If you’ve cut off the dead leaves of the hellebores and gotten any infected foliage around the plants cleaned up and destroyed, you’ve already gotten a good start on controlling the problem by non-chemical means. Leaf spot disease seems to be a fairly common affliction of Helleborus, caused by a fungus, and the first line of defense is to avoid spreading it around, and keep the area inhospitable to fungal growth.
The best information I found about diseases that affect hellebores is at the website of the Royal Horticultural Society. RHS experts note that there are no fungicides specifically designed to treat leaf spot disease on hellebores, but that fungicides labeled for other ornamental plants may help control hellebore leaf spot. (I always recommend the non-chemical methods first).
Hellebores are a beautiful addition to a garden because they bloom when not much else is happening – in late winter and very early spring.
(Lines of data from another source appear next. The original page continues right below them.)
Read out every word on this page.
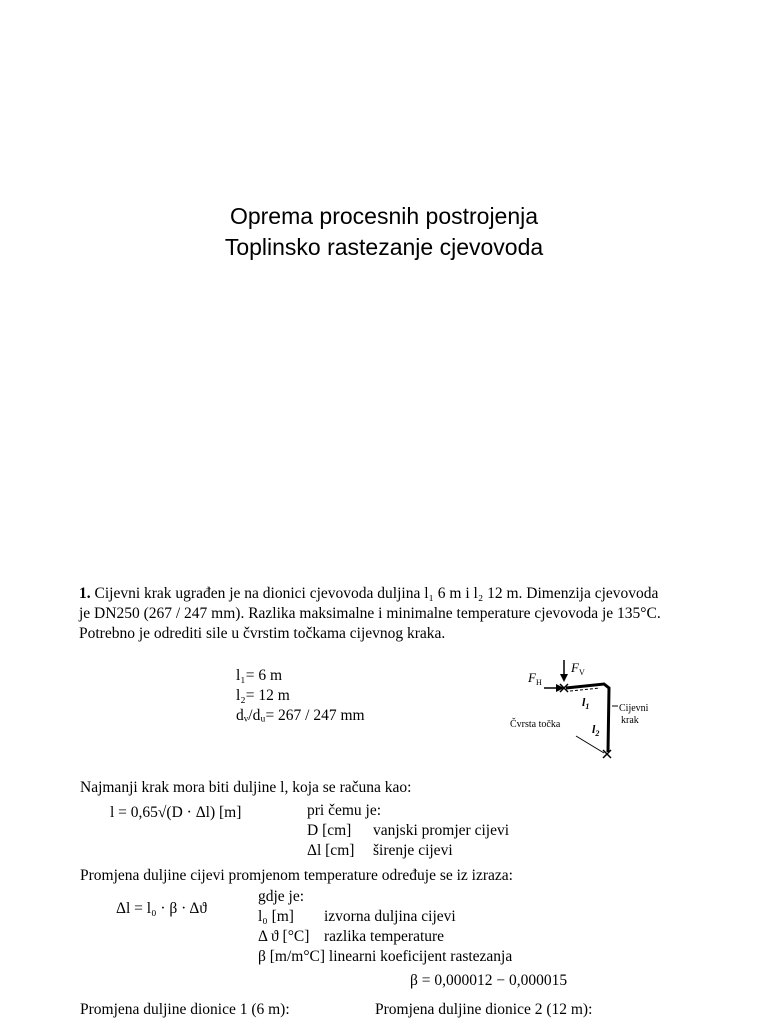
Oprema procesnih postrojenja
Toplinsko rastezanje cjevovoda
1. Cijevni krak ugrađen je na dionici cjevovoda duljina l₁ 6 m i l₂ 12 m. Dimenzija cjevovoda
je DN250 (267 / 247 mm). Razlika maksimalne i minimalne temperature cjevovoda je 135°C.
Potrebno je odrediti sile u čvrstim točkama cijevnog kraka.
l₁= 6 m
l₂= 12 m
dᵥ/dᵤ= 267 / 247 mm
$F_H$
$F_V$
$l_1$
$l_2$
Čvrsta točka
Cijevni
krak
Najmanji krak mora biti duljine l, koja se računa kao:
l = 0,65√(D · Δl) [m]	pri čemu je:
D [cm] vanjski promjer cijevi
Δl [cm] širenje cijevi
Promjena duljine cijevi promjenom temperature određuje se iz izraza:
Δl = l₀ · β · Δϑ
gdje je:
l₀ [m] izvorna duljina cijevi
Δ ϑ [°C] razlika temperature
β [m/m°C] linearni koeficijent rastezanja
β = 0,000012 − 0,000015
Promjena duljine dionice 1 (6 m):	Promjena duljine dionice 2 (12 m):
In Middle Tennessee (where The Garden Bench calls home), we often enjoy watching the flowers open in January, sometimes peeking cheerfully through light dustings of snow.
Hellebores grow best in rich, well-drained soil that is somewhat alkaline or neutral pH; they may suffer in soil that is too dry or that stays too wet. The plants enjoy a little sun but thrive in dappled shade. Once established, they may resent being moved, but hellebores that are doing well may self-sow, and you can transplant seedlings in early spring.